Desistimos de perguntar pelo hotel ou pelo Gat e começamos a perguntar pelo Ganges. Chegando ao rio, podíamos caminhar num sentido e encontrar o hotel. Boa ideia! Lá nos encaminharam e lá fomos nós por ruelas onde só cabem 2 pessoas lado a lado, mas por onde passam 10 de cada vez, motos, bicicletas e vacas, ruas cheias de cocó pelo chão, cheiro a urina, cães cheios de sarna, papagaios em gaiolas, indianos a quererem vender de tudo, crianças a sorrir, vagabundos vestidos de homens santos a pedir dinheiro e uma série de fotos maravilhosas a passarem-nos ao lado, por estarmos carregados e sem mãos livres…

Tínhamos de chegar ao hotel o mais rápido possível e voltar para ali para começarmos a registar tudo o que estávamos a ver. Isto é lindo! Apesar do cheiro e da sujidade, é único e estou imensamente feliz por estar aqui. Não tenho palavras para descrever o que tenho sentido aqui, parece que tudo o que digo não chega e a espiritualidade deste sítio é transcendente.

Finalmente conseguimos avistar o Ganges e o primeiro sítio que chegamos é o “burning gat”, o sítio mais mágico e espiritual de toda a Índa! Não podíamos ter tido mais sorte! Começamos a ver pilhas de troncos de madeira, homens santos e a casta mais baixa os “intocáveis” (os indianos que queimam os corpos e que não podem tocar em ninguém). Mais à frente, vemos fumo e sentimos um calor na cara que nos faz tossir e suar. Sai água por debaixo do chão e com cuidado tentámos não lhe tocar, mas é impossível arranjar um sítio seguro para pôr o pé e agradecemos por estarmos de sapatilhas e não de havaianas.

Toda a gente nos pergunta se queremos um barco para andar no Ganges, se queremos um guia ou se queremos tirar fotografias aos corpos. Já tínhamos lido sobre estes esquemas no Lonely Planet e como eles cobram dinheiro pelas fotografias depois de as tirarmos e como os guias são negociados a um preço e depois é cobrado outro. Dizemos que não a tudo enquanto vamos caminhando em direção ao hotel.

O nosso hotel fica mesmo ao lado do burning gat e é um hotel recuperado de um antigo palácio de um marajá. Não é tão bonito como o de Jaipur, mas é igualmente interessante. O Ganges está com maré vaza nesta altura do ano e é possível caminhar lado a lado do rio pelos gats todos, explorando cada esquina. Foi o que fizemos depois de deixarmos as malas no quarto.

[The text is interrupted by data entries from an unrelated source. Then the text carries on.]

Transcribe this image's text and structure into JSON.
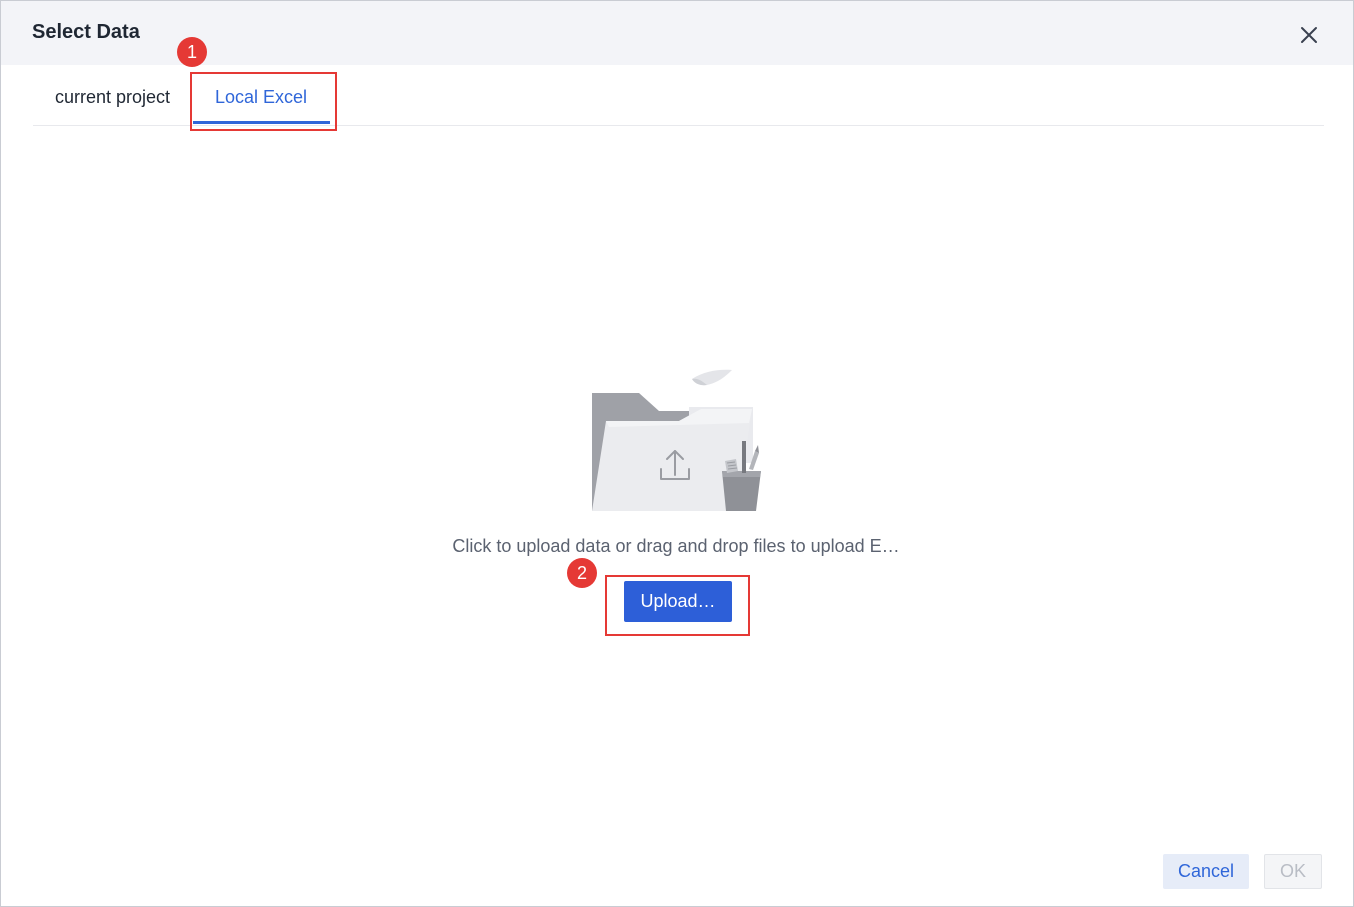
{
  "dialog": {
    "title": "Select Data",
    "close_icon": "close-icon"
  },
  "tabs": [
    {
      "label": "current project",
      "active": false
    },
    {
      "label": "Local Excel",
      "active": true
    }
  ],
  "upload_area": {
    "illustration_icon": "folder-upload-illustration",
    "hint": "Click to upload data or drag and drop files to upload E…",
    "upload_label": "Upload…"
  },
  "annotations": [
    {
      "number": "1",
      "target": "tab-local-excel"
    },
    {
      "number": "2",
      "target": "upload-button"
    }
  ],
  "footer": {
    "cancel_label": "Cancel",
    "ok_label": "OK",
    "ok_enabled": false
  },
  "colors": {
    "accent": "#2f66d9",
    "primary_button": "#2d5fd8",
    "annotation": "#e53935",
    "header_bg": "#f3f4f8"
  }
}
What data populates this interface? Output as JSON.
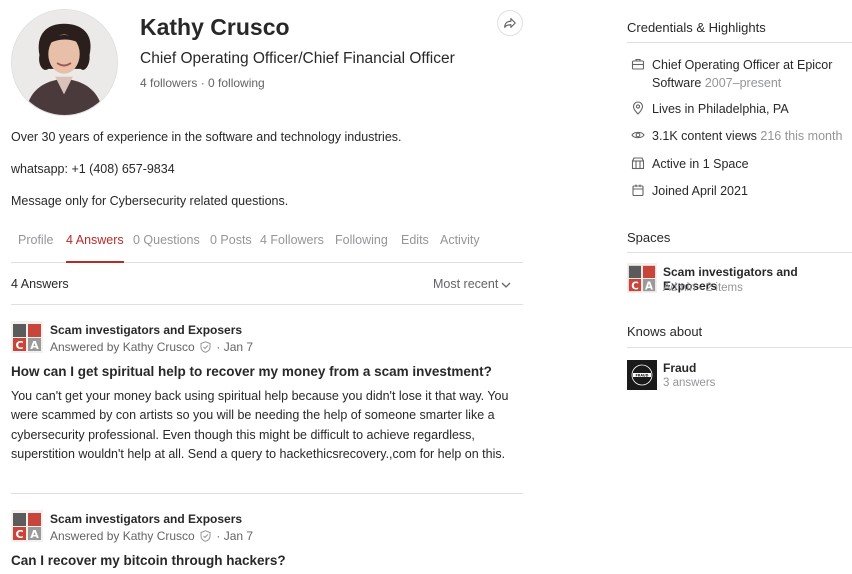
{
  "profile": {
    "name": "Kathy Crusco",
    "headline": "Chief Operating Officer/Chief Financial Officer",
    "follow_stats": "4 followers · 0 following",
    "bio_lines": [
      "Over 30 years of experience in the software and technology industries.",
      "whatsapp: +1 (408) 657-9834",
      "Message only for Cybersecurity related questions."
    ]
  },
  "tabs": [
    {
      "label": "Profile",
      "active": false
    },
    {
      "label": "4 Answers",
      "active": true
    },
    {
      "label": "0 Questions",
      "active": false
    },
    {
      "label": "0 Posts",
      "active": false
    },
    {
      "label": "4 Followers",
      "active": false
    },
    {
      "label": "Following",
      "active": false
    },
    {
      "label": "Edits",
      "active": false
    },
    {
      "label": "Activity",
      "active": false
    }
  ],
  "feed": {
    "count_label": "4 Answers",
    "sort_label": "Most recent",
    "answers": [
      {
        "space": "Scam investigators and Exposers",
        "answered_by": "Answered by Kathy Crusco",
        "date": "· Jan 7",
        "question": "How can I get spiritual help to recover my money from a scam investment?",
        "body": "You can't get your money back using spiritual help because you didn't lose it that way. You were scammed by con artists so you will be needing the help of someone smarter like a cybersecurity professional. Even though this might be difficult to achieve regardless, superstition wouldn't help at all. Send a query to hackethicsrecovery.,com for help on this."
      },
      {
        "space": "Scam investigators and Exposers",
        "answered_by": "Answered by Kathy Crusco",
        "date": "· Jan 7",
        "question": "Can I recover my bitcoin through hackers?",
        "body": ""
      }
    ]
  },
  "sidebar": {
    "credentials_title": "Credentials & Highlights",
    "credentials": [
      {
        "icon": "briefcase-icon",
        "text": "Chief Operating Officer at Epicor Software",
        "muted": "2007–present"
      },
      {
        "icon": "location-pin-icon",
        "text": "Lives in Philadelphia, PA",
        "muted": ""
      },
      {
        "icon": "eye-icon",
        "text": "3.1K content views",
        "muted": "216 this month"
      },
      {
        "icon": "spaces-icon",
        "text": "Active in 1 Space",
        "muted": ""
      },
      {
        "icon": "calendar-icon",
        "text": "Joined April 2021",
        "muted": ""
      }
    ],
    "spaces_title": "Spaces",
    "spaces": [
      {
        "name": "Scam investigators and Exposers",
        "sub": "Admin · 2 items"
      }
    ],
    "knows_title": "Knows about",
    "topics": [
      {
        "name": "Fraud",
        "sub": "3 answers",
        "logo_text": "FRAUD"
      }
    ]
  },
  "colors": {
    "accent": "#b92b27",
    "text": "#282829",
    "muted": "#939598",
    "divider": "#dee0e1"
  }
}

Entusiasmados como duas crianças a comer um gelado e de máquina fotográfica debaixo do braço, fomos explorar as cerimónias dos funerais hindus. Já sabíamos que não podíamos tirar fotos sem nos cobrarem dinheiro por isso, mas tínhamos de tentar tirar disfarçadamente. Pusemo-nos num sítio estratégico e com o telemóvel encostado ao meu corpo, tirei 3 fotos seguidas para garantir que uma ficava bem.

Nessas fotos ficou registado a cremação de um corpo todo coberto com um pano branco, colocado desajeitadamente sobre uns barrotes de madeira, tapado com outros tantos troncos, com flores laranjas e amarelas, colares e pétalas. É o familiar mais querido que ateia o fogo ao corpo e senti-me triste por eles. Os familiares rapam o cabelo e a barba (se a tiverem) logo a seguir a deitarem as cinzas no Ganges, nas escadas do rio e também se vestem de branco. Durante a cremação rezam alto e ficam perto do corpo, a olhar para toda aquela cena mórbida e é impossível para mim não pensar no meu pai, que também foi cremado.

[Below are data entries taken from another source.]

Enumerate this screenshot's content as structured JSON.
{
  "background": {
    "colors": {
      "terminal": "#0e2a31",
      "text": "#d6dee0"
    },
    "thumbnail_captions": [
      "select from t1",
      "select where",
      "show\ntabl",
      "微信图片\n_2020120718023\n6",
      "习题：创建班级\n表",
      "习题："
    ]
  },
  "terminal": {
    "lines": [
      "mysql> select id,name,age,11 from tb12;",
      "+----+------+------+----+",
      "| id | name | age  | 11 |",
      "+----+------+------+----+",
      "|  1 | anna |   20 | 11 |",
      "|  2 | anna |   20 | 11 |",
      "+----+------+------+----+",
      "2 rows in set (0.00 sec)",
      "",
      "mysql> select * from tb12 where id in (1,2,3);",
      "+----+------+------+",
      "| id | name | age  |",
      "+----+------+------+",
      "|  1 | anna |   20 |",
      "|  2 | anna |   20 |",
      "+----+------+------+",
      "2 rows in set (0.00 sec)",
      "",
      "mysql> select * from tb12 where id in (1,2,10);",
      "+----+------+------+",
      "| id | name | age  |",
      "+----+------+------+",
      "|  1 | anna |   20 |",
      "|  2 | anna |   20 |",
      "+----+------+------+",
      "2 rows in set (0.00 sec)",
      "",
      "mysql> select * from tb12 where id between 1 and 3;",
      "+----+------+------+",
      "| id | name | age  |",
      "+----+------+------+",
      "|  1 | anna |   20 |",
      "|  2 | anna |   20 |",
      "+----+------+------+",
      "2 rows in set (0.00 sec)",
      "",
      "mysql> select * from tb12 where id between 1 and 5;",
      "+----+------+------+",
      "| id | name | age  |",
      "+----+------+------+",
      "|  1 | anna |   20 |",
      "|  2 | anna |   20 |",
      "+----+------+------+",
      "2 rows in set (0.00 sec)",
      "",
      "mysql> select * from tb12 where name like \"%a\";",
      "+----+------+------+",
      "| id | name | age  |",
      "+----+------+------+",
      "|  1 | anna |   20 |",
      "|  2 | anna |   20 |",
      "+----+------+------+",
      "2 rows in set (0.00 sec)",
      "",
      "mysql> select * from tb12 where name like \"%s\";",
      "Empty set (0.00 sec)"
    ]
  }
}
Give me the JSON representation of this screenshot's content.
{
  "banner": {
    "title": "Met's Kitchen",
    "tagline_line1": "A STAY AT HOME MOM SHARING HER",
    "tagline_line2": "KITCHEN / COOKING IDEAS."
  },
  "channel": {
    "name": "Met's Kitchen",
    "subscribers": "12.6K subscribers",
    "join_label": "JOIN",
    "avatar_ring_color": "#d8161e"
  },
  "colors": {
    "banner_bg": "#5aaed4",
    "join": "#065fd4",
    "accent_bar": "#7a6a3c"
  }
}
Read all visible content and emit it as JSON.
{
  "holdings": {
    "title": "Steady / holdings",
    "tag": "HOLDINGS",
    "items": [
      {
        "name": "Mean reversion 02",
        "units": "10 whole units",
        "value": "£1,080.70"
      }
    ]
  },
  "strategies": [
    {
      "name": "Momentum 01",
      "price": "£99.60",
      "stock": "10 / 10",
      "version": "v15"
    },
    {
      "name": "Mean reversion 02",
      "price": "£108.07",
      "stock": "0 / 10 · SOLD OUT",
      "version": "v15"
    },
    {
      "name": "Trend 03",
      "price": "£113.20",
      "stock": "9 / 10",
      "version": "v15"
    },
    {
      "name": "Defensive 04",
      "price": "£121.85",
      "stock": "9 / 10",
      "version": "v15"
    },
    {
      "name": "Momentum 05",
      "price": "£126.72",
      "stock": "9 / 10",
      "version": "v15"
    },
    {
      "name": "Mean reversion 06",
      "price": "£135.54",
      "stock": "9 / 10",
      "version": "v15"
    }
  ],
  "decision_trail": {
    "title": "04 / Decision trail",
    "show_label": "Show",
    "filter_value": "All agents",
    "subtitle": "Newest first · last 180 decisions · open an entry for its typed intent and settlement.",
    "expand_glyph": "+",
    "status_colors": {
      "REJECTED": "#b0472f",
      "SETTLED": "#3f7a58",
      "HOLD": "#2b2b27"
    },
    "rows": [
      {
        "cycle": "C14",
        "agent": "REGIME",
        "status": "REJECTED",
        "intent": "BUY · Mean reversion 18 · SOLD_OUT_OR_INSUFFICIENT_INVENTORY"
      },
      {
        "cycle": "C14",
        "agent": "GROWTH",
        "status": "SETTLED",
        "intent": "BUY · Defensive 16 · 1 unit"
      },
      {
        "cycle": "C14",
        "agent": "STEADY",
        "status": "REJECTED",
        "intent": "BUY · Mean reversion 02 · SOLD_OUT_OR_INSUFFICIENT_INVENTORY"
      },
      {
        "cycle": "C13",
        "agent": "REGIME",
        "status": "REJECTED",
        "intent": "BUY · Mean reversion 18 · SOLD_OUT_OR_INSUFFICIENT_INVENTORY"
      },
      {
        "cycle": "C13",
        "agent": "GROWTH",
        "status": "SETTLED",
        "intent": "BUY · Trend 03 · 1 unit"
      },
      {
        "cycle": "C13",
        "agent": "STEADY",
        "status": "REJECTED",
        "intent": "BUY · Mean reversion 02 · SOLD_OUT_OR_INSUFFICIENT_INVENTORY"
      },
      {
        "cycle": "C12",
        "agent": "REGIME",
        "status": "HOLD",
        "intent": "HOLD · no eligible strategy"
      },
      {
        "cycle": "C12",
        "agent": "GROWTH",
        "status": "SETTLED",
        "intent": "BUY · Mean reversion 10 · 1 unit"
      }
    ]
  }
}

Um dos dias mais tristes da minha vida e certamente também para estas pessoas. Porém, a cremação no rio é um ritual que todos os hindus desejam obter um dia, por ser o culminar de um ciclo de reencarnação e eles acreditam que se forem queimados ali esse ciclo quebra-se e não reencarnam mais.

A primeira coisa que se pensa é “mas não é bom reencarnar?” Para eles não, porque creem que podem voltar no corpo de um animal ou pior. “Good karma” ou “bad karma”! Mas não é para todos! Grávidas, crianças e pessoas mordidas por serpentes, são agarradas a uma pedra e atiradas ao rio para se afundarem ali. Cruzes… ainda mais mórbido! Já sabem que vão reencarnar noutra vida, só não sabem em que forma. Pessoa, animal, inseto? Depende se fizeram o bem nesta vida. A única coisa certa nesta vida é a morte e por isso, quando velhinhos vêm para Varanasi para morrer aqui e acabar com o ciclo de reencarnação.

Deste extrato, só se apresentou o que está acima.